Par un miracle qui vint tardivement, Frédéric quitta le manoir, laissant ses hôtes enfin retrouver leurs chambres. Une fois lavées, habillées pour se coucher, les étudiantes se postèrent sur le lit d'Hadler. Allongées en travers, elles fixaient le plafond éclairé par les lueurs des bougies qu'elles s'étaient amusées à allumer. Contemplant les ombres des flammes dansantes.
"Tu es attristée car Michèle ne t'adresse plus la parole ?" tâtonna Sabiani.
"En partie. J'ai l'impression de ne plus être dans mon corps en ce moment. D'être spectatrice. Je m'efforce de satisfaire chacun de mes proches, vainement. C'est fatiguant. Les attentes des autres et leur manque de compréhension."
Annick voyait où sa camarade voulait en venir.
"C'est en lien avec l'autre débile ?"
Lorene ne put retenir un rire. Mélancolique, elle hocha la tête verticalement.
"Je le sens qu'il m'en veut de ne pas être aussi libre que n'importe quelle fille de Voltaire.
- Qu'est-ce qu'il s'est passé ? Pourquoi tu m'as demandé de mentir en clamant qu'il serait mon cavalier ? Parce que je refuse catégoriquement qu'il me touche, soyons claires."

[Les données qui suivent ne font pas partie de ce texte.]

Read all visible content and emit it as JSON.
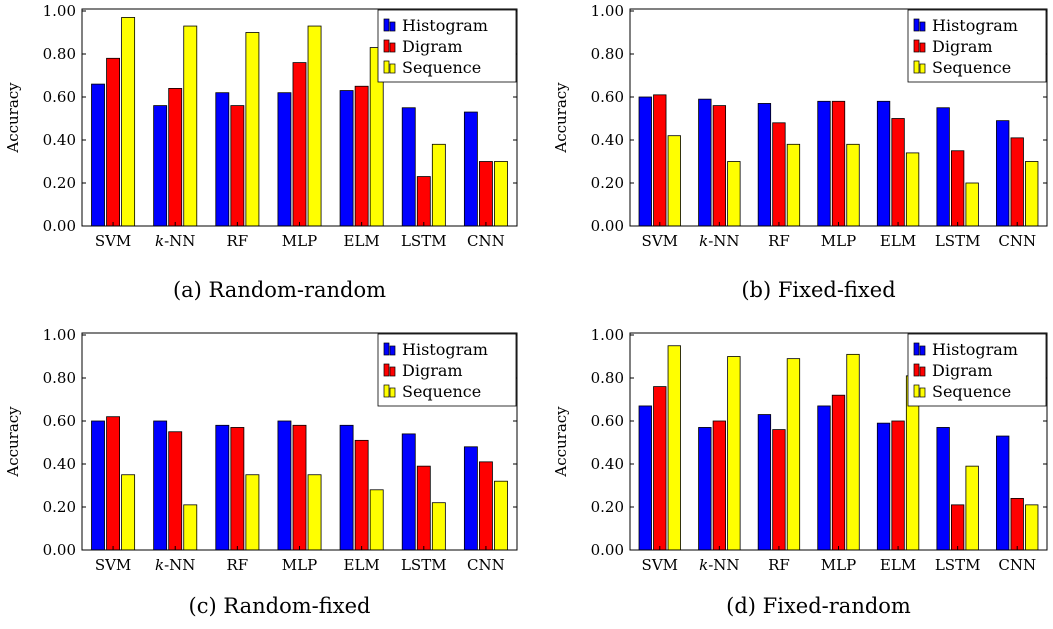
{
  "series_names": [
    "Histogram",
    "Digram",
    "Sequence"
  ],
  "series_colors": [
    "#0000ff",
    "#ff0000",
    "#ffff00"
  ],
  "chart_data": [
    {
      "type": "bar",
      "caption": "(a) Random-random",
      "ylabel": "Accuracy",
      "categories": [
        "SVM",
        "k-NN",
        "RF",
        "MLP",
        "ELM",
        "LSTM",
        "CNN"
      ],
      "ylim": [
        0,
        1.0
      ],
      "yticks": [
        "0.00",
        "0.20",
        "0.40",
        "0.60",
        "0.80",
        "1.00"
      ],
      "legend": "top-right",
      "series": [
        {
          "name": "Histogram",
          "values": [
            0.66,
            0.56,
            0.62,
            0.62,
            0.63,
            0.55,
            0.53
          ]
        },
        {
          "name": "Digram",
          "values": [
            0.78,
            0.64,
            0.56,
            0.76,
            0.65,
            0.23,
            0.3
          ]
        },
        {
          "name": "Sequence",
          "values": [
            0.97,
            0.93,
            0.9,
            0.93,
            0.83,
            0.38,
            0.3
          ]
        }
      ]
    },
    {
      "type": "bar",
      "caption": "(b) Fixed-fixed",
      "ylabel": "Accuracy",
      "categories": [
        "SVM",
        "k-NN",
        "RF",
        "MLP",
        "ELM",
        "LSTM",
        "CNN"
      ],
      "ylim": [
        0,
        1.0
      ],
      "yticks": [
        "0.00",
        "0.20",
        "0.40",
        "0.60",
        "0.80",
        "1.00"
      ],
      "legend": "top-right",
      "series": [
        {
          "name": "Histogram",
          "values": [
            0.6,
            0.59,
            0.57,
            0.58,
            0.58,
            0.55,
            0.49
          ]
        },
        {
          "name": "Digram",
          "values": [
            0.61,
            0.56,
            0.48,
            0.58,
            0.5,
            0.35,
            0.41
          ]
        },
        {
          "name": "Sequence",
          "values": [
            0.42,
            0.3,
            0.38,
            0.38,
            0.34,
            0.2,
            0.3
          ]
        }
      ]
    },
    {
      "type": "bar",
      "caption": "(c) Random-fixed",
      "ylabel": "Accuracy",
      "categories": [
        "SVM",
        "k-NN",
        "RF",
        "MLP",
        "ELM",
        "LSTM",
        "CNN"
      ],
      "ylim": [
        0,
        1.0
      ],
      "yticks": [
        "0.00",
        "0.20",
        "0.40",
        "0.60",
        "0.80",
        "1.00"
      ],
      "legend": "top-right",
      "series": [
        {
          "name": "Histogram",
          "values": [
            0.6,
            0.6,
            0.58,
            0.6,
            0.58,
            0.54,
            0.48
          ]
        },
        {
          "name": "Digram",
          "values": [
            0.62,
            0.55,
            0.57,
            0.58,
            0.51,
            0.39,
            0.41
          ]
        },
        {
          "name": "Sequence",
          "values": [
            0.35,
            0.21,
            0.35,
            0.35,
            0.28,
            0.22,
            0.32
          ]
        }
      ]
    },
    {
      "type": "bar",
      "caption": "(d) Fixed-random",
      "ylabel": "Accuracy",
      "categories": [
        "SVM",
        "k-NN",
        "RF",
        "MLP",
        "ELM",
        "LSTM",
        "CNN"
      ],
      "ylim": [
        0,
        1.0
      ],
      "yticks": [
        "0.00",
        "0.20",
        "0.40",
        "0.60",
        "0.80",
        "1.00"
      ],
      "legend": "top-right",
      "series": [
        {
          "name": "Histogram",
          "values": [
            0.67,
            0.57,
            0.63,
            0.67,
            0.59,
            0.57,
            0.53
          ]
        },
        {
          "name": "Digram",
          "values": [
            0.76,
            0.6,
            0.56,
            0.72,
            0.6,
            0.21,
            0.24
          ]
        },
        {
          "name": "Sequence",
          "values": [
            0.95,
            0.9,
            0.89,
            0.91,
            0.81,
            0.39,
            0.21
          ]
        }
      ]
    }
  ]
}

L'interrogée développa, expliqua en long, en large et en travers sa situation. Scandalisant un peu Sabiani. Lorene montra sa cachette sous le plancher, dévoilant une montagne de billets qu'elle accumulait au nez et à la barbe de sa famille. Dès qu'elle obtenait une somme quelconque, que ce soit pour un événement particulier ou comme argent de poche, l'anglaise la préservait précieusement.
"Et si je perdais ma chance de fuir Frédéric à cause de lui ? Cela fait un an que j'assure mes arrières, que je me motive à affronter mon père et sa décision afin de prendre ma liberté. De louer un appartement en ville, trouver un emploi et me faire un nom. Sans l'aide d'un homme. Maintenant, je ne sais plus quoi faire. Si une once de soupçon pèse sur Descamps et moi, c'est l'honneur des Hadler que je salis. Ainsi que celui des Dubaunet. Avec ce qui lui est arrivé, Joseph va sans doute rencontrer des soucis pour trouver un poste ou s'adapter au sein d'une entreprise. Et si Frédéric et mon père s'en mêlent, il peut être sûr d'avoir à quitter le territoire s'il veut un travail. Je peux ruiner son existence à cause de mon égoïsme, cependant je ne me vois pas passer une seconde de plus sans être en contact avec lui. Depuis notre rendez-vous tu n'imagines pas à quel point je suis affamée, j'ai faim de sa présence et cela me terrifie. A quel moment suis-je devenue si dépendante d'un garçon ? Cette position est trop précaire.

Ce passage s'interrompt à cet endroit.